However, both these modes are in the basic form. You get a taste of their capabilities, but don’t quite get to enjoy them to the fullest. I suppose that’s the price to pay for picking the low-cost model. Especially when you’re in need of long-range options, or easy to use models.


-Supports Yaesu C4FM mode. 

-Clear audio RX and TX.

-Supports Wires-X



-Only splash proof (IP 54 protection).

-Audio volume can get very low.

-Battery life needs improvement.

Understanding the Functions

This seems to be the mood throughout the functioning of this radio. It tends to fall just short of the mark in several features. Then there’s the programming, which is downright atrocious. Whether you go through the process with CHIRP or with Yaesu’s software, hiccups are unavoidable.

Heck, even setting up the radio for programming is unnecessarily convoluted. Here’s a quick run-down of the process:

-Remove the battery from the radio.

-Connect the external power supply.

-Turn on the radio.

-Remove the external power supply.

-Connect the programming cable.

-Press the AMS button (keep it pressed).

-Connect the external power supply.

-Proceed with the configuration.

To be fair, there are radios with worse ways of handling programming. But Yaesu isn’t quite supposed to have the same experience. So, while it’s still miles ahead of several similar radios, it is something of a disappointment in Yaesu’s offerings.

Audio Options and Battery

The story repeats itself with the audio. The reception is clear, but the voice seems to be muffled. Yaesu says the speaker has a 700mW output. Theoretically, this should be sufficient, but practically, it’s clearly lacking. A better speaker for the transceiver ought to fix it, but for now, the problem does exist.

Yaesu FT-70D/FT-70DR battery seems to have issues as well. It tends to get drained relatively faster and as the charge drops, it struggles more.
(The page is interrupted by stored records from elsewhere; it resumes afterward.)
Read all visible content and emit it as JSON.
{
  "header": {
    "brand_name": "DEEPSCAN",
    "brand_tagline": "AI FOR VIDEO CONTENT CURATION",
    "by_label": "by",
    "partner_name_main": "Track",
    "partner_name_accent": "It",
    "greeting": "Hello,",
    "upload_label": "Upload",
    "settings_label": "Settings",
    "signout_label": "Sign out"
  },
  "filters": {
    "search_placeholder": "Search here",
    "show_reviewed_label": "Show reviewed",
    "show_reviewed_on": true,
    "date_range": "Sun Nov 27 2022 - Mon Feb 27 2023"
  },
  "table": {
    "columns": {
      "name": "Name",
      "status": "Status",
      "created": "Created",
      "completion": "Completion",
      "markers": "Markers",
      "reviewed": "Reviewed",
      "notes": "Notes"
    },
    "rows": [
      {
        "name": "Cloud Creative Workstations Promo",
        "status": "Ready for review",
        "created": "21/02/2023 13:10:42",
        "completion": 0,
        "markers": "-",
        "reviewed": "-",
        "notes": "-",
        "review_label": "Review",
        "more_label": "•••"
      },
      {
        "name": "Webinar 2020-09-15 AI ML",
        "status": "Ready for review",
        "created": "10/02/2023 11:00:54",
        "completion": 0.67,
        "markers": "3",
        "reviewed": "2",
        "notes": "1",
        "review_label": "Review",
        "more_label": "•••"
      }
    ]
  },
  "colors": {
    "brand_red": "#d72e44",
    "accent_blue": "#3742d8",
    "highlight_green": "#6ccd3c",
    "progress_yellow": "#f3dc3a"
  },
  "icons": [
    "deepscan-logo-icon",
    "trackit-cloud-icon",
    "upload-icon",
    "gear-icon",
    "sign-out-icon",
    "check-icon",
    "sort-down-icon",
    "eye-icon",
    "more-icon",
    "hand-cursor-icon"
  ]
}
Purchasing two batteries should solve it, though a better battery from the brand itself is a better approach.

We see the theme with this radio again. It stops short of doing something really well, which makes the experience somewhat more annoying than it should be.

Apart from the aforementioned problem with sound volume, the transceiver handles its transmit and receive duties pretty well. The dual-band radio has a transmit range of 144-148 MHz and 430-450 MHz. Its wideband receive range goes all the way from 108MHz to 579.995MHz.

Additional Product Features

LED indicators above the screen let you know which band and mode is in action. Both indicators have multicolored LEDs that change color according to the mode and band.

In its arsenal of digital capabilities, Yaesu FT-70DR gives up APRS, which is an important and popular function in higher models of the company. It does, however, maintain Digital Group Monitor (GM) and identification. 

Though I’ve pointed out several issues, the radio is not without its redeeming features. The body is built very well and it’s something you know can last, even with rough use. At IP54 protection rating, the radio is splash proof and can survive mild showers, though it’s best to keep it away from water.

Yaesu FT-70DR is often compared to its sibling the Yaesu VX-6R. The VX-6R looks very similar to the 70DR, but these are very different products. Yaesu VX-6R is a tri-band ham radio. It is waterproof (rated JIS7) and lacks digital capabilities. 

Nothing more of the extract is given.